Monday 4 September 2023

Never-ending process

In recent weeks, there has been a wave of scaremongering in the media on the subject of ultra-processed food. The argument seems superficially plausible, that the further food is removed from its natural state the more nutrition is taken out of it. What is more, such foods are often heavily promoted for commercial gain. But do these arguments really stack up, or do they simply reflect nostalgia for a vanished pre-industrial age?

A key problem is that the net is drawn extremely widely. If you confine your diet to unadulterated fresh ingredients cooked from scratch, and snack on nothing but fresh fruit, then you won’t be eating any processed food. But as soon as you combine ingredients to make a curry or casserole, or bake a cake using flour, sugar and dried fruit, you are processing food to some extent. If this is done by a local artisan butcher or baker, it is one stage further removed from nature.

Move it into a factory, even if the ingredients remain identical, and it is magically transformed into UPF. The definition is drawn extremely widely, and everything ends up being tarred with the same brush. We have already seen campaigns against so-called HFSS foods (high in fat, sugar or salt), which at least has an objective definition, even if while it leads to numerous absurdities. But here everything ends up being demonised, regardless of any consideration of what actually goes into it, or what the process is. Anything that you buy commercially in a ready-made form, whether bread, biscuits, cakes, pies, pizzas, cooked meats, ready meals, breakfast cereal or yogurts, is deemed to be UPF and thus bad for you.
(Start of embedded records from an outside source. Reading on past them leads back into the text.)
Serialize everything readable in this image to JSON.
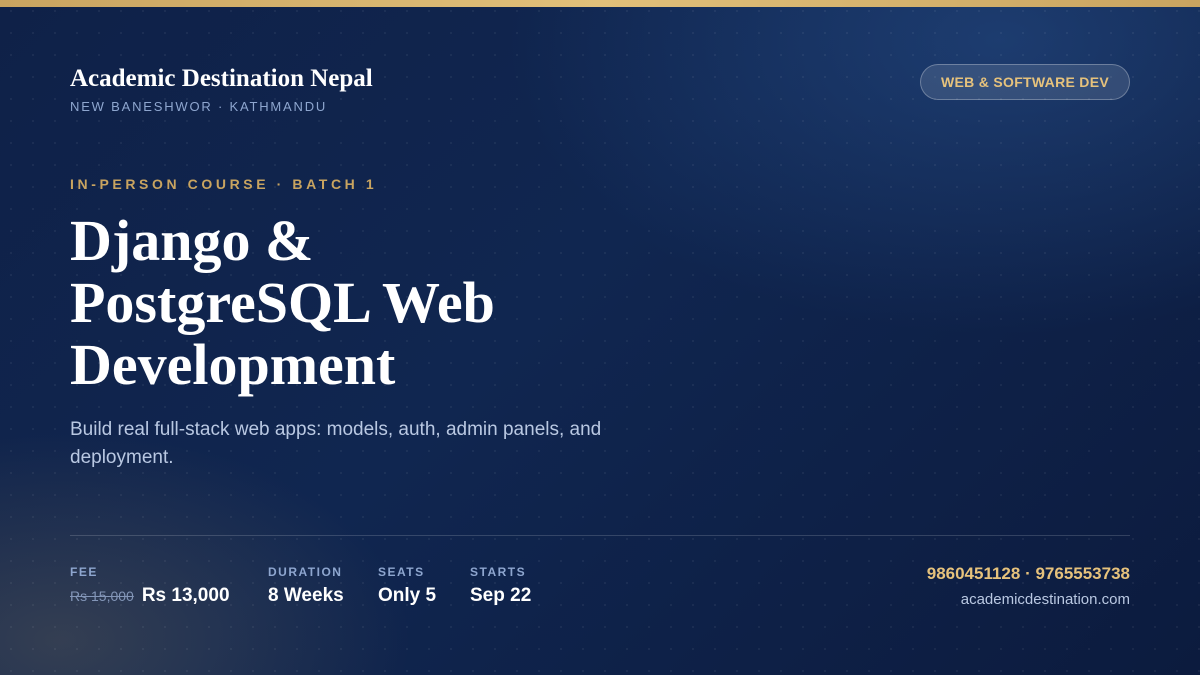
{
  "brand": {
    "name": "Academic Destination Nepal",
    "location": "NEW BANESHWOR · KATHMANDU"
  },
  "badge": "WEB & SOFTWARE DEV",
  "eyebrow": "IN-PERSON COURSE · BATCH 1",
  "title": {
    "line1": "Django &",
    "line2": "PostgreSQL Web",
    "line3": "Development"
  },
  "subtitle": "Build real full-stack web apps: models, auth, admin panels, and deployment.",
  "stats": {
    "fee": {
      "label": "FEE",
      "old": "Rs 15,000",
      "value": "Rs 13,000"
    },
    "duration": {
      "label": "DURATION",
      "value": "8 Weeks"
    },
    "seats": {
      "label": "SEATS",
      "value": "Only 5"
    },
    "starts": {
      "label": "STARTS",
      "value": "Sep 22"
    }
  },
  "contact": {
    "phones": "9860451128 · 9765553738",
    "website": "academicdestination.com"
  },
  "colors": {
    "accent_gold": "#c9a460",
    "background_navy": "#102650",
    "muted_blue": "#8ea6cf"
  }
}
However, in the pre-industrial age, people often ate very restricted diets, and keeping food fresh was a constant challenge. The invention of canning and freezing brought about a huge improvement in the standard of people’s diets, and in the choice of food available to them. The idea that populous modern societies could survive on a system of small-scale artisan or home production of food from fresh ingredients is delusional. If nothing else, it would pose an insurmountable problem for the distribution and storage system. Wouldn’t it make more sense to try to improve the nutritional standards of industrial food rather than claiming everything that comes out of a factory is inherently bad?

Of course, living primarily on crisps and sausage rolls isn’t going to do you much good in the long term but, as often said, there are no bad foods, only bad diets. Eating a few indulgent treats from time to time isn’t really going to cause you much harm, and indeed there are many recorded cases of people maintaining reasonable health over a long period while eating an extremely restricted diet, often stemming from autistic spectrum conditions. The best dietary advice is to eat a wide variety of different food items and not overdo any single category.

There is also a huge amount of snobbery involved in this whole campaign. Anything that is bought in, rather than prepared from scratch, is seen as inferior. This is especially true of hot takeaway meals. Very often, of course, the people doing the judging are those who have servants to do the hard work for them

An ironic aspect of this is that the meat-free alternatives to dishes like burgers and fried fish, which are often portrayed as a “healthier” option, involve much more processing than the original items, so the two agendas find themselves in conflict with each other. And beer is pretty highly-processed, isn’t it? Should we confine our alcohol consumption to products made from natural grape and apple juices spontaneously fermented by wild yeasts?

In reality, the proportion of the food market accounted for by UPF isn’t going to significantly diminish, let alone disappear entirely, but it will always provide a way for those who regard themselves as superior to make ordinary, budget-conscious people feel guilty about their food choices.